As mentioned in the top comment on this article, this is why the software community avoids fractures by programming entirely in FORTRAN. /s

Your comment is an argument against any new programming language.

Yes. Any new programming language needs to offer something more than just different syntax if it wants to be used by more than just a handful of people.
As an English speaker with a US keyboard I would have a very hard time with قلب because I'd have to learn how to at least read Arabic and how to type it. In any other language, using say Spanish, using Latin script I at least only have to learn that importar in this Spanish language means include the library. In an Arabic language it'd maybe be استيراد which I'd have to memorize the whole word AND how to type it, which on my keyboard would be changing the layout and buying a sticker set. [1]

[0] Disclaimer all the Spanish/Arabic/etc words were pulled directly from google translate.

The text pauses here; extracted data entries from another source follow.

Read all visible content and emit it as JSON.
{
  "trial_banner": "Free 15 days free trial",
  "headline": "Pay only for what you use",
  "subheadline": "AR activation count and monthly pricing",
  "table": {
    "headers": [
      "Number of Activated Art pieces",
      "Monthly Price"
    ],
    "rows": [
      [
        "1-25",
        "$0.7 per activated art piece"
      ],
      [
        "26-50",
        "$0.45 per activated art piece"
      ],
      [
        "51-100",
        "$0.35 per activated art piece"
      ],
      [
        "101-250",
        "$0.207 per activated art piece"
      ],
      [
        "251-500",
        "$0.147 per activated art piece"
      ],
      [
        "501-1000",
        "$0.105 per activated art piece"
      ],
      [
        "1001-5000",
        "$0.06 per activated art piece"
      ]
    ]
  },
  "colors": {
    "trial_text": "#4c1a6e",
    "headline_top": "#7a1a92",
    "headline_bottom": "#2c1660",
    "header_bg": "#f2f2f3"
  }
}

[1] Though Arabic is particularly rough because the shape of the letters change based on the letters around it so you have to learn that too! See: http://www.arabion.net/lesson2.html

I understand as an native English speaker I'm in a fortunate position that by a combination of history and random chance computer development happened largely in my language. But given about 70% of the world uses Latin script keeping languages largely based in the English language the majority of the world is able to use their native script at least which is one less hurdle to learning to program.

What I think may be more useful for bringing more people into programming in their native language would be thinking about providing transliterations where, for example, the Python keywords are translated into Arabic. Doing that Arabic speakers could write in their own language and English speakers could run a utility that maps from the Arabic keywords to the current standard English keywords. Stuff like variable names gets a little tricky there I'll admit, not sure how to handle them, maybe Romanize them too?

While this is true as far as it goes, there's a difference in cost/reward tradeoff in having to understand the Latin alphabet to be able to read materially all programming languages, and having to understand many different alphabets to do so.